You’d think the ice would melt really quickly as soon as it was taken out of the cave into the heat of a Spanish summer, but packed properly and carried on mule trains or carts, it would last a fair old time. Long enough anyway to be the basis of a thriving trade in ice all over the area.

Once you emerge blinking into the sunlight, head down the hill on Carrer Mossén Hilario to the 15th century Darrere La Vila bridge where you’ll get the best views of  Bocairent (better still, head up the hill towards the cemetery for an even more impressive panorama).

The Darrere La Vila bridge over the Rio Clariano – come here for the best views of Bocairent

Walk back towards the village centre by taking the Ruta Magica path, which leads along the river at the foot of the hillside. It’s a little stony and uneven but there are great views of the houses clinging to the steep slopes above you.

The Ruta Magica path along the river valley, with the tightly-packed houses of Bocairent towering above you.

As you climb back into the village, you’ll pass a couple of abandoned factories, relics of the textile trade that was Bocairent’s main way of making a living until the late 20th century. Wool blankets (mantas) were a speciality, but competition from abroad and cheaper fabrics meant the industry has gone now and the village – unsurprisingly – makes its money from tourism.

Once back in the centre there’s plenty of gentle exploring to be done in the narrow lanes and twisty passages of the old village, with unexpected little squares with views over the Sierra Mariola.

Looking through the arch of the Agost gate to the Sierra Mariola beyond

You’ll see rows of peppers drying on balconies in the sun – they’re used for the local delicacy of Pericana…a flavouring or spread made from peppers (obviously!), garlic and little pieces of dried cod.

Head up to the highest point of the town and the sixteenth century church with its imposing belltower (you’ll notice they do like to ring church bells a lot in Bocairent), built on the site of the former Moorish castle.

The church tower at the highest point of Bocairent, on the site of the Moorish castle.

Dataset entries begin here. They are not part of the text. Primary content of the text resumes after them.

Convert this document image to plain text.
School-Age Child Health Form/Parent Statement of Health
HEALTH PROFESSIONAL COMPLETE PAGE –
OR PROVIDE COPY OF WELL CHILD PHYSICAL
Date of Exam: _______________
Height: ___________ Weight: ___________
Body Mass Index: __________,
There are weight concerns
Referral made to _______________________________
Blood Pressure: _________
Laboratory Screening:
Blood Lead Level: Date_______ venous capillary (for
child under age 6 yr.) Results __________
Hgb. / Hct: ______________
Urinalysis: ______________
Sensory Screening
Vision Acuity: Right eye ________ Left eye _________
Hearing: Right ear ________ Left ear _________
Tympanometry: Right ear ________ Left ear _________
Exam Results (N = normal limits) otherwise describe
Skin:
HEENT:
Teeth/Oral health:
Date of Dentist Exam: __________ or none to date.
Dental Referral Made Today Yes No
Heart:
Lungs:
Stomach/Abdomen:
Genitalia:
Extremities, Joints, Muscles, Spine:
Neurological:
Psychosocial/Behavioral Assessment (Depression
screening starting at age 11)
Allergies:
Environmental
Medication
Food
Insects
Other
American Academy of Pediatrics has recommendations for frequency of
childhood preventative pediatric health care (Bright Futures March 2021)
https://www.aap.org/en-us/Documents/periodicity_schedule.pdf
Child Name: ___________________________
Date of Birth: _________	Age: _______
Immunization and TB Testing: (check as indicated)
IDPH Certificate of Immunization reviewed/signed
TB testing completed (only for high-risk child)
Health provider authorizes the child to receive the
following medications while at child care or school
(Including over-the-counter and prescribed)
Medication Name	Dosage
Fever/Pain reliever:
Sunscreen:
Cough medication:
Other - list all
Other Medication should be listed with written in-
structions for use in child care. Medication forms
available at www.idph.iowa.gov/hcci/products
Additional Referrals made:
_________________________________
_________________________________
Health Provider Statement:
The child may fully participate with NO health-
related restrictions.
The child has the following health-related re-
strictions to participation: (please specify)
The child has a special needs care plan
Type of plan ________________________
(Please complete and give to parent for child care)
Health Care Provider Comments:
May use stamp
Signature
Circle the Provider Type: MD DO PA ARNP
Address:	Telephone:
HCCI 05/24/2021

Wander down to the main town square, overlooked by eight-storey houses which look impossibly high until you realise that they’re actually divided in two and set into the hillside – the upper storeys are a different house with access from the street behind. Many of them still have cellars dug into the rock. Some of the older places even have rooms in the rock.

The main square of Bocairent flanked by multi-storey houses built into the hillside.

Take a look also at the little bullring. It’s the oldest in the Valencian Community and it’s set – you guessed it – into the rock.

Bocairent’s stone bullring.

On the hill opposite the village, you can see the zig zag path leading up to the Ermita de Santo Cristo. The Cristo – the image of Christ – has apparently only been taken out of the Ermita five times. Once to defeat a drought (it worked, apparently) and once during a cholera epidemic (no result recorded). There’s talk of taking out once again for Covid-19. Let’s see if it does the trick.

The Ermita de Santo Cristo and its zig-zag path dominate the hillside opposite Bocairent.